Primi risultati del progetto (00:30:46)

Questi sono i primi risultati, siamo partiti a febbraio 2025, abbiamo quindi identificato i pazienti codice 3 e codice 2 con EDAC score sotto 16 e ovviamente con un ECG negativo per alterazioni ischemiche. A triage questi pazienti vengono avviati in un’area che abbiamo chiamato di rapid assessment and treatment, cioè un’area di poltrone cliniche, viene eseguita immediatamente una troponina point of care a T0 e se necessario a T1 e quando non si riesce a T2. A questo punto il processo è quello che abbiamo descritto del vein to brain per agevolare un rapido rule out.

Algoritmo PAFAST nell’ESC 2023 (00:31:32)

Inserito a valle di questi criteri l’algoritmo di utilizzo della troponina PAFAST proposto e inserito nell’ESC 2023 dove si può procedere per un rule out rapido se il dolore è maggiore di tre ore, mentre se il dolore non è, il valore della troponina è molto basso quindi inferiore a 3, mentre potremo procedere a un rule in immediato se il valore di troponina è molto alto quindi sopra 90. Negli altri casi il prelievo della troponina verrà immediatamente ripetuto ad un’ora. A seconda della variabilità tra 0 e 1 ora, il paziente potrà anche qui essere dimesso quindi rapidamente dall’area di rapid assessment, potrà rimanere invece in un’area di osservazione e quindi essere trasferito al di fuori di quest’area di rapid assessment o entrerà nel percorso del rule in.

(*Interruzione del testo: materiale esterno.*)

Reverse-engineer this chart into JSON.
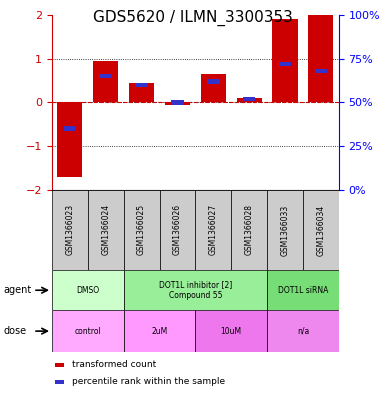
{
  "title": "GDS5620 / ILMN_3300353",
  "samples": [
    "GSM1366023",
    "GSM1366024",
    "GSM1366025",
    "GSM1366026",
    "GSM1366027",
    "GSM1366028",
    "GSM1366033",
    "GSM1366034"
  ],
  "bar_values": [
    -1.7,
    0.95,
    0.45,
    -0.05,
    0.65,
    0.1,
    1.9,
    2.0
  ],
  "percentile_values": [
    35,
    65,
    60,
    50,
    62,
    52,
    72,
    68
  ],
  "ylim": [
    -2,
    2
  ],
  "yticks_left": [
    -2,
    -1,
    0,
    1,
    2
  ],
  "yticks_right": [
    0,
    25,
    50,
    75,
    100
  ],
  "bar_color": "#cc0000",
  "percentile_color": "#3333cc",
  "agent_groups": [
    {
      "label": "DMSO",
      "start": 0,
      "end": 2,
      "color": "#ccffcc"
    },
    {
      "label": "DOT1L inhibitor [2]\nCompound 55",
      "start": 2,
      "end": 6,
      "color": "#99ee99"
    },
    {
      "label": "DOT1L siRNA",
      "start": 6,
      "end": 8,
      "color": "#77dd77"
    }
  ],
  "dose_groups": [
    {
      "label": "control",
      "start": 0,
      "end": 2,
      "color": "#ffaaff"
    },
    {
      "label": "2uM",
      "start": 2,
      "end": 4,
      "color": "#ff99ff"
    },
    {
      "label": "10uM",
      "start": 4,
      "end": 6,
      "color": "#ee77ee"
    },
    {
      "label": "n/a",
      "start": 6,
      "end": 8,
      "color": "#ee88ee"
    }
  ],
  "background_color": "#ffffff",
  "title_fontsize": 11,
  "tick_fontsize": 8,
  "bar_width": 0.7,
  "sample_bg": "#cccccc",
  "dotted_line_color": "#000000",
  "zero_line_color": "#cc0000"
}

Formazione del personale e errori preanalitici (00:32:43)

Che cosa abbiamo notato? Che è estremamente importante effettuare una formazione adeguata sul personale sanitario, in particolare personale infermieristico. Nella fase diciamo di avvio di questo progetto abbiamo eseguito tanta test da personale di laboratorio esterno con controllo sulla troponina di laboratorio, che è la troponina I, Beckman, e i risultati erano stati assolutamente confortanti. Quando siamo partiti con invece lo studio real life abbiamo avuto quattro pazienti in questo mese con dei falsi positivi importanti legati proprio ad errori preanalitici, quindi vi consigliamo, se partirete mai con un progetto di rule out rapido che crediamo sia molto strategico per il controllo dell’affollamento, se lo associate a una clinical decision pathway che parte dal triage e che vi permette di collocare pazienti al di fuori dell’area di alta intensità del vostro pronto soccorso, fate un’adeguata formazione anche prolungata al personale sanitario medico e infermieristico.

Risultati dell’area di rapid assessment (00:33:53)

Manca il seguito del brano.